Elevated pricing in the run-up to Mother’s Day

Freshly-harvested Jumilea roses.

Figures published by the Dutch Association of Wholesalers in Floricultural Products (VGB) and market analyst Floridata reveal that Mother’s Day celebrated in the UK and in several European countries, has fuelled a 10 per cent increase in Dutch flower and plant exports.

Dutch flower and plant exports reached the €684mn mark in April 2024, a month that included two additional trading days compared to the year before.

Dutch floral wholesalers look back with satisfaction at the export demand of flowers and plants in the run-up to Mother’s Day. Echoing this fact, Matthijs Mesken, the managing director of VGB, says, “Last year, exports declined over seven consecutive months, so this boost is something traders genuinely can use.”

The VGB is the trade body that represents almost 80 per cent of the total annual turnover in this industry.

Mesken notes that the rose is the most popular flower for Mother’s Day, a holiday celebrated in many countries throughout the world in honour of mums.
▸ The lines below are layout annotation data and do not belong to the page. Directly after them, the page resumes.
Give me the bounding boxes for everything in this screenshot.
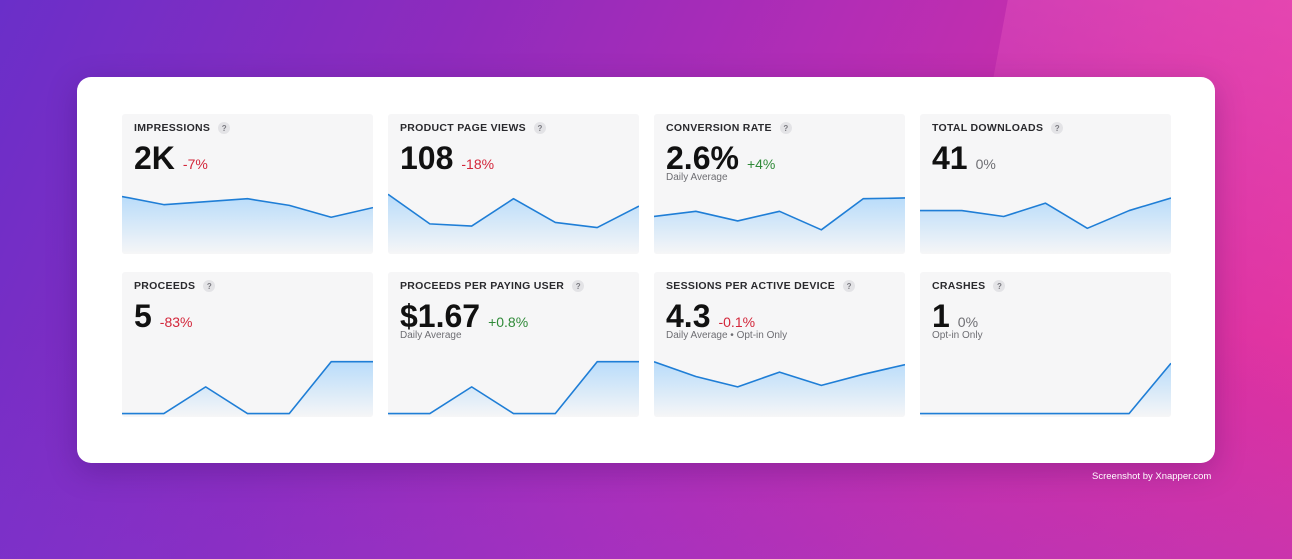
sparkline-area xyxy=(920,197,1171,254)
metric-value: 4.3 xyxy=(666,298,711,334)
metric-card-impressions[interactable]: IMPRESSIONS ? 2K -7% xyxy=(122,114,373,254)
help-icon[interactable]: ? xyxy=(572,280,585,292)
card-header: CONVERSION RATE ? xyxy=(666,122,792,134)
card-label: PROCEEDS PER PAYING USER xyxy=(400,280,565,292)
sparkline-chart xyxy=(654,197,905,254)
sparkline-area xyxy=(122,196,373,254)
sparkline-line xyxy=(122,360,373,415)
metric-row: 2K -7% xyxy=(134,140,208,176)
help-icon[interactable]: ? xyxy=(779,122,792,134)
sparkline-line xyxy=(654,360,905,388)
metric-change: 0% xyxy=(957,314,979,330)
help-icon[interactable]: ? xyxy=(203,280,216,292)
metric-row: 41 0% xyxy=(932,140,996,176)
metric-subtitle: Daily Average • Opt-in Only xyxy=(666,330,788,341)
sparkline-line xyxy=(388,360,639,415)
metric-change: -83% xyxy=(159,314,193,330)
metric-card-proceeds-per-paying-user[interactable]: PROCEEDS PER PAYING USER ? $1.67 +0.8% D… xyxy=(388,272,639,417)
sparkline-chart xyxy=(122,360,373,417)
sparkline-line xyxy=(388,193,639,229)
sparkline-area xyxy=(388,361,639,417)
metric-change: -7% xyxy=(182,156,208,172)
sparkline-area xyxy=(388,194,639,254)
help-icon[interactable]: ? xyxy=(218,122,231,134)
metric-value: 108 xyxy=(400,140,454,176)
watermark-text: Screenshot by Xnapper.com xyxy=(1092,471,1212,482)
sparkline-area xyxy=(122,361,373,417)
analytics-panel: IMPRESSIONS ? 2K -7% PRODUCT PAGE VIEWS … xyxy=(77,77,1215,463)
card-header: SESSIONS PER ACTIVE DEVICE ? xyxy=(666,280,856,292)
metric-subtitle: Daily Average xyxy=(400,330,462,341)
card-label: PRODUCT PAGE VIEWS xyxy=(400,122,526,134)
sparkline-line xyxy=(920,362,1171,415)
metric-change: -0.1% xyxy=(718,314,756,330)
metric-card-crashes[interactable]: CRASHES ? 1 0% Opt-in Only xyxy=(920,272,1171,417)
card-label: CRASHES xyxy=(932,280,986,292)
sparkline-area xyxy=(920,363,1171,417)
card-header: PRODUCT PAGE VIEWS ? xyxy=(400,122,546,134)
metric-value: 41 xyxy=(932,140,968,176)
metric-change: 0% xyxy=(975,156,996,172)
metric-card-total-downloads[interactable]: TOTAL DOWNLOADS ? 41 0% xyxy=(920,114,1171,254)
card-label: SESSIONS PER ACTIVE DEVICE xyxy=(666,280,836,292)
sparkline-chart xyxy=(388,360,639,417)
sparkline-chart xyxy=(654,360,905,417)
help-icon[interactable]: ? xyxy=(993,280,1006,292)
metric-row: 2.6% +4% xyxy=(666,140,775,176)
metric-subtitle: Daily Average xyxy=(666,172,728,183)
metric-value: 1 xyxy=(932,298,950,334)
metric-change: -18% xyxy=(461,156,495,172)
card-header: PROCEEDS PER PAYING USER ? xyxy=(400,280,585,292)
metric-row: 108 -18% xyxy=(400,140,494,176)
metric-card-proceeds[interactable]: PROCEEDS ? 5 -83% xyxy=(122,272,373,417)
sparkline-chart xyxy=(920,197,1171,254)
metric-row: 1 0% xyxy=(932,298,978,334)
sparkline-chart xyxy=(920,362,1171,417)
help-icon[interactable]: ? xyxy=(1051,122,1064,134)
card-header: TOTAL DOWNLOADS ? xyxy=(932,122,1064,134)
metric-subtitle: Opt-in Only xyxy=(932,330,983,341)
card-label: TOTAL DOWNLOADS xyxy=(932,122,1044,134)
metric-value: 2.6% xyxy=(666,140,739,176)
sparkline-line xyxy=(654,197,905,231)
card-header: IMPRESSIONS ? xyxy=(134,122,231,134)
help-icon[interactable]: ? xyxy=(533,122,546,134)
card-label: PROCEEDS xyxy=(134,280,196,292)
metric-value: 2K xyxy=(134,140,175,176)
sparkline-area xyxy=(654,361,905,417)
sparkline-line xyxy=(920,197,1171,230)
sparkline-area xyxy=(654,197,905,254)
metric-change: +4% xyxy=(746,156,776,172)
card-header: CRASHES ? xyxy=(932,280,1006,292)
metric-value: $1.67 xyxy=(400,298,481,334)
card-header: PROCEEDS ? xyxy=(134,280,216,292)
metric-card-sessions-per-active-device[interactable]: SESSIONS PER ACTIVE DEVICE ? 4.3 -0.1% D… xyxy=(654,272,905,417)
metric-row: $1.67 +0.8% xyxy=(400,298,528,334)
card-label: IMPRESSIONS xyxy=(134,122,211,134)
help-icon[interactable]: ? xyxy=(843,280,856,292)
metric-card-product-page-views[interactable]: PRODUCT PAGE VIEWS ? 108 -18% xyxy=(388,114,639,254)
metric-value: 5 xyxy=(134,298,152,334)
metric-row: 5 -83% xyxy=(134,298,192,334)
metric-row: 4.3 -0.1% xyxy=(666,298,755,334)
sparkline-chart xyxy=(122,195,373,254)
card-label: CONVERSION RATE xyxy=(666,122,772,134)
metric-card-conversion-rate[interactable]: CONVERSION RATE ? 2.6% +4% Daily Average xyxy=(654,114,905,254)
metric-change: +0.8% xyxy=(488,314,529,330)
sparkline-chart xyxy=(388,193,639,254)
sparkline-line xyxy=(122,195,373,219)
Some countries celebrate on the same day every year, but in other parts of the world, the date changes annually. However, many countries follow the USA and give mothers gifts on the second Sunday of May.

This year, Mothering Sunday in the UK fell on 10 March, Mother’s Day in Spain, Portugal, Romania, and Hungary was on 5 May, and in Germany, Belgium, Italy, the USA and the Netherlands, it was on 12 May.  France, Poland and Sweden will honour their mums on 26 May.

In the UK,  Mothering Sunday was early and marked by a good uptick in business, seen in particular in the flower mass market segment.

With new Brexit border checks, Dutch exporters had anticipated a boom in houseplant exports to the UK. However, things turned out not as expected. There was no panic buying and plant hoarding, even if the UK Animal and Plant Health Agency, as of 30 April, has begun to physically inspect consignments of plants and five cut flower varieties (including orchids, Chrysanthemums (Dendranthema), carnations (Dianthus), Gypsophila, and goldenrods (Solidago) coming from mainland Europe (the EU). For this aim, new UK border control points (BCPs) have been set up.

Much is at stake. Mesken explains, “The UK is an important trading partner for the Netherlands. When it comes to flowers and plants, it is the Netherlands’ second export market, with Dutch exports to the UK worth nearly €1bn per year and an 18 per cent market share in total Dutch export value. Much to our relief we see that the British authorities so far have opted for random checks to avoid delays at the border. VGB will continue to follow the developments in the UK attentively.”

At the time of publication, news broke that Brexit border IT outages severely delayed the import of perishables, including cut flowers. Over the weekend of  11 and 12 May, lorries carrying perishables were held up for at least 20 hours at the UK’s busiest border post in Dover, impacting the shelf life of goods.

Even in the French market, not all that glitters is gold. Mesken elaborates, “All eyes are on the French market, which has seen a strong decline over the past few years. We hope that Mother’s Day will translate into a boost in flower and plant sales. We think that sluggish French demand is caused by an increase of direct trade flows between Africa, South America and France. Al o, more Spanish and Italian-grown plants are entering the French market, while it is also known that French have a strong preference for locally grown products.”

Another concern is the availability of flowers from Kenya and Ethiopia, where inclement weather decreases supply. As a result, prices for flowers grown in these two countries are well above average.